The main twist comes at the midpoint of the film when it turns out (SPOILERS!) that Nolan… isn’t actually Nolan. He’s Dr. Brooks’ son, Thomas. The same Dr. Brooks who has been studying Nolan and allegedly helping him recover his lost memories has been trying to awaken the consciousness of her deceased son, which she had uploaded into Nolan’s braindead corpse following his car accident. Suddenly, the movie both a mad scientist film AND a family drama as Thomas (in Nolan’s body) tries to reconnect with his (Thomas’s) own wife and daughter.
I must admit that I’m a sucker for films that try and cast two actors as one character (Thomas’ original self replaces Nolan in his subconscious after his own identity is revealed to him) or films with one actor playing more than one character. While many directors have taken advantage of this sort of artistic meta-casting, I can’t help but compare this move in Black Box to any number of David Lynch’s films, but particularly Lost Highway, where one character becomes another all of a sudden. Of course, where Lynch is happy to let your subconscious try to hash out the emotional drama of this transformation, Black Box ironically (being a film about the subconscious) makes a bore out of itself through multiple explanations of the new state of things. The latter half of the movie is no longer an unengaging Black Mirror episode but an unengaging Days of Our Lives episode with a bit of sci-fi thrown in when it’s forced to wrap itself up.

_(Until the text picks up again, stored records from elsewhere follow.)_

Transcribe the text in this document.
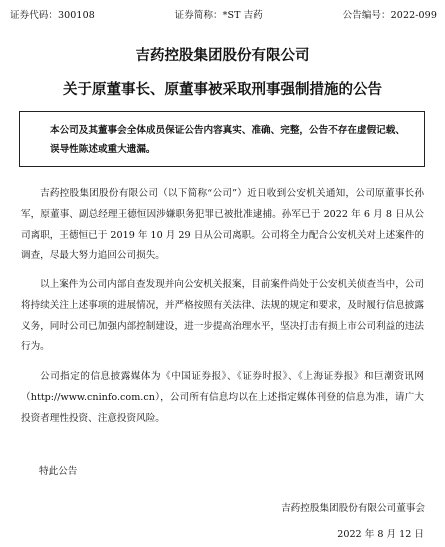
证券代码：300108	证券简称：*ST 吉药	公告编号：2022-099
吉药控股集团股份有限公司
关于原董事长、原董事被采取刑事强制措施的公告
本公司及其董事会全体成员保证公告内容真实、准确、完整，公告不存在虚假记载、误导性陈述或重大遗漏。
吉药控股集团股份有限公司（以下简称“公司”）近日收到公安机关通知，公司原董事长孙军，原董事、副总经理王德恒因涉嫌职务犯罪已被批准逮捕。孙军已于 2022 年 6 月 8 日从公司离职，王德恒已于 2019 年 10 月 29 日从公司离职。公司将全力配合公安机关对上述案件的调查，尽最大努力追回公司损失。
以上案件为公司内部自查发现并向公安机关报案，目前案件尚处于公安机关侦查当中，公司将持续关注上述事项的进展情况，并严格按照有关法律、法规的规定和要求，及时履行信息披露义务，同时公司已加强内部控制建设，进一步提高治理水平，坚决打击有损上市公司利益的违法行为。
公司指定的信息披露媒体为《中国证券报》、《证券时报》、《上海证券报》和巨潮资讯网（http://www.cninfo.com.cn），公司所有信息均以在上述指定媒体刊登的信息为准，请广大投资者理性投资、注意投资风险。
特此公告
吉药控股集团股份有限公司董事会
2022 年 8 月 12 日
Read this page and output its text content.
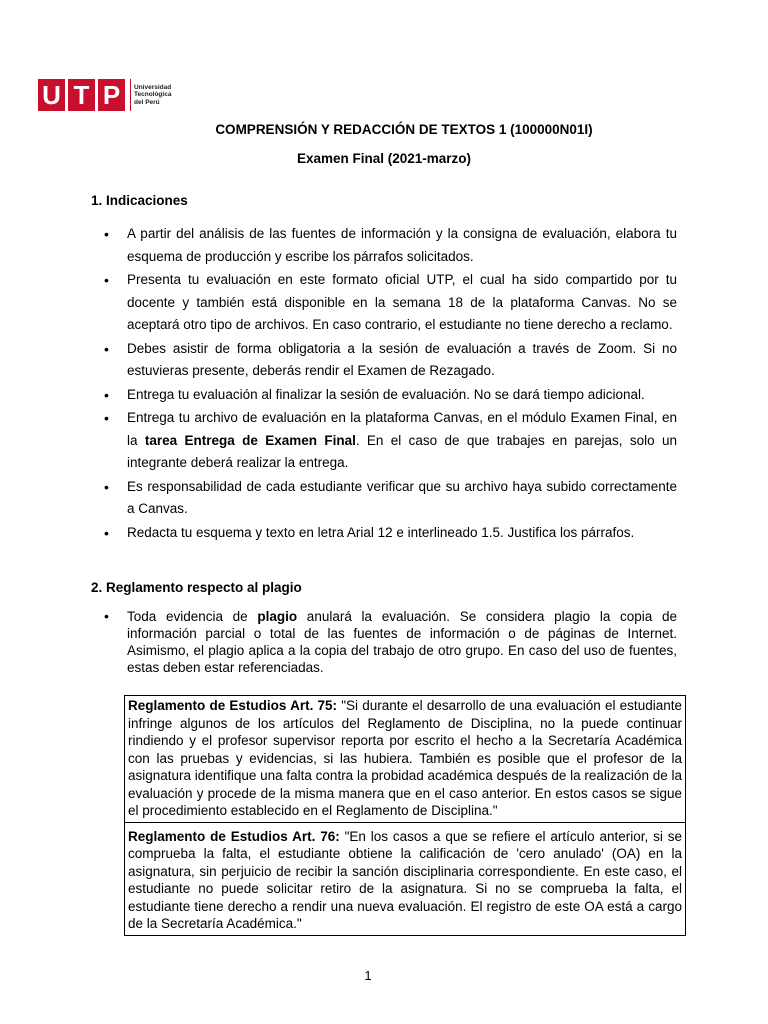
U T P	Universidad
Tecnológica
del Perú
COMPRENSIÓN Y REDACCIÓN DE TEXTOS 1 (100000N01I)
Examen Final (2021-marzo)
1. Indicaciones
• A partir del análisis de las fuentes de información y la consigna de evaluación, elabora tu esquema de producción y escribe los párrafos solicitados.
• Presenta tu evaluación en este formato oficial UTP, el cual ha sido compartido por tu docente y también está disponible en la semana 18 de la plataforma Canvas. No se aceptará otro tipo de archivos. En caso contrario, el estudiante no tiene derecho a reclamo.
• Debes asistir de forma obligatoria a la sesión de evaluación a través de Zoom. Si no estuvieras presente, deberás rendir el Examen de Rezagado.
• Entrega tu evaluación al finalizar la sesión de evaluación. No se dará tiempo adicional.
• Entrega tu archivo de evaluación en la plataforma Canvas, en el módulo Examen Final, en la tarea Entrega de Examen Final. En el caso de que trabajes en parejas, solo un integrante deberá realizar la entrega.
• Es responsabilidad de cada estudiante verificar que su archivo haya subido correctamente a Canvas.
• Redacta tu esquema y texto en letra Arial 12 e interlineado 1.5. Justifica los párrafos.
2. Reglamento respecto al plagio
• Toda evidencia de plagio anulará la evaluación. Se considera plagio la copia de información parcial o total de las fuentes de información o de páginas de Internet. Asimismo, el plagio aplica a la copia del trabajo de otro grupo. En caso del uso de fuentes, estas deben estar referenciadas.
Reglamento de Estudios Art. 75: "Si durante el desarrollo de una evaluación el estudiante infringe algunos de los artículos del Reglamento de Disciplina, no la puede continuar rindiendo y el profesor supervisor reporta por escrito el hecho a la Secretaría Académica con las pruebas y evidencias, si las hubiera. También es posible que el profesor de la asignatura identifique una falta contra la probidad académica después de la realización de la evaluación y procede de la misma manera que en el caso anterior. En estos casos se sigue el procedimiento establecido en el Reglamento de Disciplina."
Reglamento de Estudios Art. 76: "En los casos a que se refiere el artículo anterior, si se comprueba la falta, el estudiante obtiene la calificación de 'cero anulado' (OA) en la asignatura, sin perjuicio de recibir la sanción disciplinaria correspondiente. En este caso, el estudiante no puede solicitar retiro de la asignatura. Si no se comprueba la falta, el estudiante tiene derecho a rendir una nueva evaluación. El registro de este OA está a cargo de la Secretaría Académica."
1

This is where the duality lies. Two films, two characters, two genres. It’s a juggling act, to be sure, and what follows from it is surprisingly unexciting. I kept finding myself anticipating the film going in one direction or another, exploring some aspect of human consciousness, perception, or self-knowledge, and finding only a refusal to venture past predictable cliches.
Of course, with this being a Blumhouse picture, I have to answer the all-important question, “is it scary?” On that front, I give Black Box a resounding “Eh.” There are a few jump scares in there, and a The Ring-style monster who offers a bit of contortionist body horror, but otherwise, there’s nothing in between that evokes fear or even suspense. The overwhelming emotion I left the film with was a disappointment and a slight exasperation at its refusal to say something, anything. I fully expect that in a week or two, I’ll have Nolan-like amnesia where I don’t remember a thing about Black Box, and I somehow doubt it’s a memory that I’ll go out of my way to recover.